Fiel a mi estilo, contrarío una vez más todas las convenciones y leyes admitidas como imprescindibles por el hombre y presento la introducción a esta nueva saga sólo después de divulgada la anticipada primer entrega, confiando en que los moralistas se mostrarán más preocupados por la peligrosa y disolvente labor de reivindicación de malhechores que me propongo llevar a cabo desde hoy que por el hecho de que haya transgredido las sabias normas que, prudentemente, aconsejan ubicar las introducciones no al final sino al comienzo de los escritos.

Desde épocas inmemoriales, desde años cuyos vestigios se tornaría casi imposible aun al más avezado arqueólogo rastrear, acostumbraron los malvados, tanto de dibujitos animados como de películas, cobrarse mi simpatía muy por encima de la casi nula atracción que lograban concitar en mi ánimo los insulsos protagonistas que nos eran presentados bajo la égida del bando supuestamente bueno. Siempre fui de tomar partido por aquellos personajes que los guionistas se esforzaban denodadamente en vendernos como malévolos, haciéndoles cometer todo tipo de fechorías y exponiendo a todas luces sus dudosas condiciones morales para justificar luego, ante un espectador mansamente agradecido, su ulterior caída y postrer castigo, los cuales eran con frecuencia tramposos y se revelaban más que reñidos con el resto de la trama (justo los criminales más brillantes decidían que, en vez de ponerle a Batman un tiro en la frente, era mejor meterlo en un industrioso cepo mecánico que le cercenaría las piernas al cabo de cinco minutos, suficientes para que el héroe escapase: sí, claro...).

Por mucho que el hecho de ser yo mismo odiado por todos me dote de cierta inevitable empatía con los avatares de estos estigmatizados personajes, arduo se me hace concebir que exista, no ya en Argentina, pero siquiera en alguna sociedad saludable del planeta, algún niño o persona capaz de no detestar a muerte a Tweety o al Palomo Mensajero, de no sentir simpatía por Pierre Nodoyuna, el Coyote o Gargamel, o de preferir al Dragón Volador antes que a Piernas Locas Crane, o a Goku y Krilin antes que a Cell y Vegeta.

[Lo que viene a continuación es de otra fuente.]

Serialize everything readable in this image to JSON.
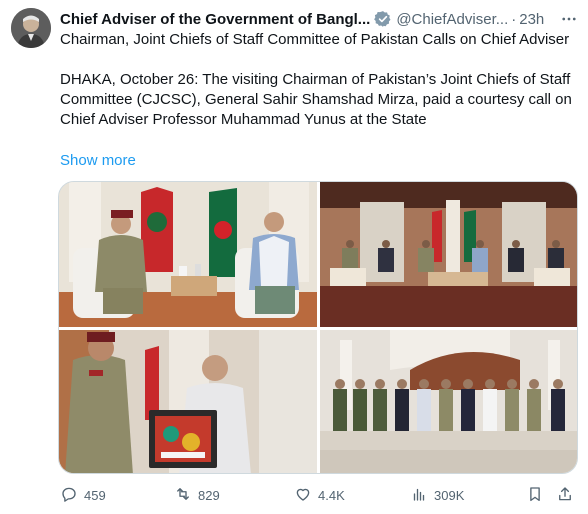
{
  "tweet": {
    "author_name": "Chief Adviser of the Government of Bangl...",
    "handle": "@ChiefAdviser...",
    "separator": "·",
    "time": "23h",
    "headline": "Chairman, Joint Chiefs of Staff Committee of Pakistan Calls on Chief Adviser",
    "body": "DHAKA, October 26: The visiting Chairman of Pakistan’s Joint Chiefs of Staff Committee (CJCSC), General Sahir Shamshad Mirza, paid a courtesy call on Chief Adviser Professor Muhammad Yunus at the State",
    "show_more": "Show more"
  },
  "actions": {
    "replies": "459",
    "reposts": "829",
    "likes": "4.4K",
    "views": "309K"
  },
  "icons": {
    "verified": "verified-badge-icon",
    "more": "more-options-icon",
    "reply": "reply-icon",
    "repost": "repost-icon",
    "like": "heart-icon",
    "views": "views-chart-icon",
    "bookmark": "bookmark-icon",
    "share": "share-icon"
  },
  "colors": {
    "accent": "#1d9bf0",
    "muted": "#536471",
    "text": "#0f1419",
    "border": "#cfd9de"
  }
}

Sea así o no, cada vez que las inocentes potencias de mi infantil intelecto asistían a una nueva emisión televisiva de algún guión amañado y tramposo, aquel niño que yo era se levantaba de su butaca, se dirigía al patio en silencio, con el pecho transido por una inenarrable furia contenida, elevaba al cielo una mirada cargada de rencor y desasosiego, y se abocaba todo el resto de la tarde, ante la azorada mirada de su familia, a despedazar hormigas, moscas, bichos bolita y cualquier otro ser vivo que guardase siquiera alguna remota similitud con los espurios héroes de esos dibujitos animados tan moralmente edificantes cuan humanamente despreciables.

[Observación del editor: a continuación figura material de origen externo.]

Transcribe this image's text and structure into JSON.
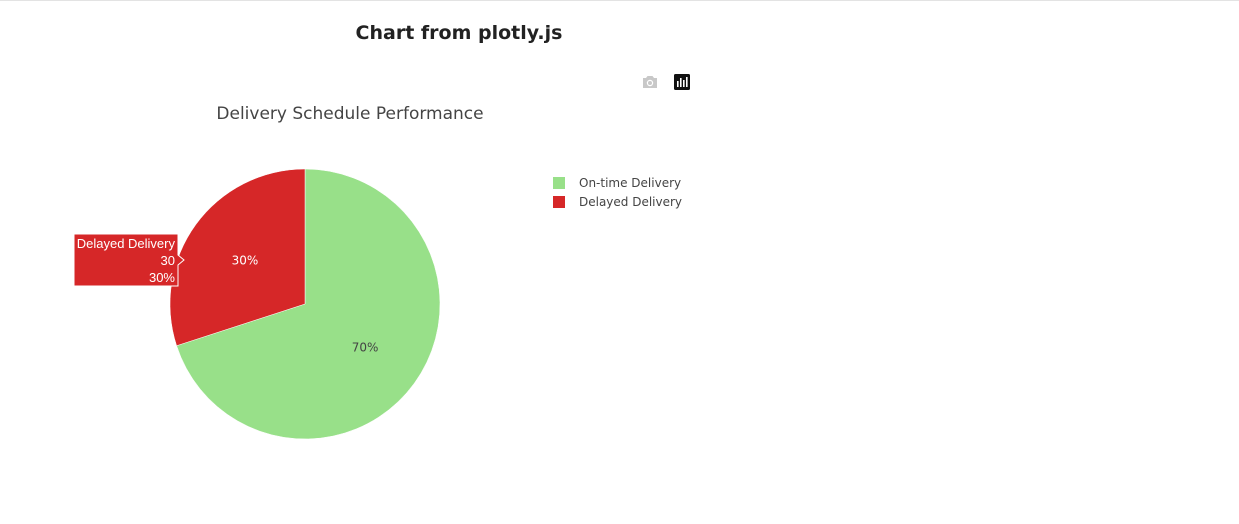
{
  "page": {
    "heading": "Chart from plotly.js"
  },
  "modebar": {
    "items": [
      {
        "icon": "camera-icon",
        "name": "download-plot-button"
      },
      {
        "icon": "plotly-logo-icon",
        "name": "plotly-logo-button"
      }
    ]
  },
  "chart_data": {
    "type": "pie",
    "title": "Delivery Schedule Performance",
    "labels": [
      "On-time Delivery",
      "Delayed Delivery"
    ],
    "values": [
      70,
      30
    ],
    "percent_labels": [
      "70%",
      "30%"
    ],
    "colors": [
      "#98e089",
      "#d62728"
    ],
    "label_colors": [
      "#444444",
      "#ffffff"
    ],
    "legend_position": "right",
    "hover": {
      "label": "Delayed Delivery",
      "value": "30",
      "percent": "30%",
      "color": "#d62728"
    }
  }
}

Y es para suplir aquellos devaneos destructivos de mi infancia, aquellas ansias de justicia que descargaban toda su inclemencia sobre las más enternecedoras formas de vida animal, que doy inicio a esta nueva saga, que viene a poner algo de orden en el mundo y a reivindicar el derecho a una justa defensa que tienen los malvados, tan maltratados por guionistas mojigatos y públicos sumisos. Es hora de hacer oír la otra campana, es hora de contar los verdaderos finales de las historias, es hora de dar a conocer los tremendos padecimientos que condujeron a los malhechores por los senderos del crimen... es hora de que se conozca nuestra cruda verdad.

Porque el mal no es sólo una forma de arte: es también, para las almas atormentadas, un derecho inalienable.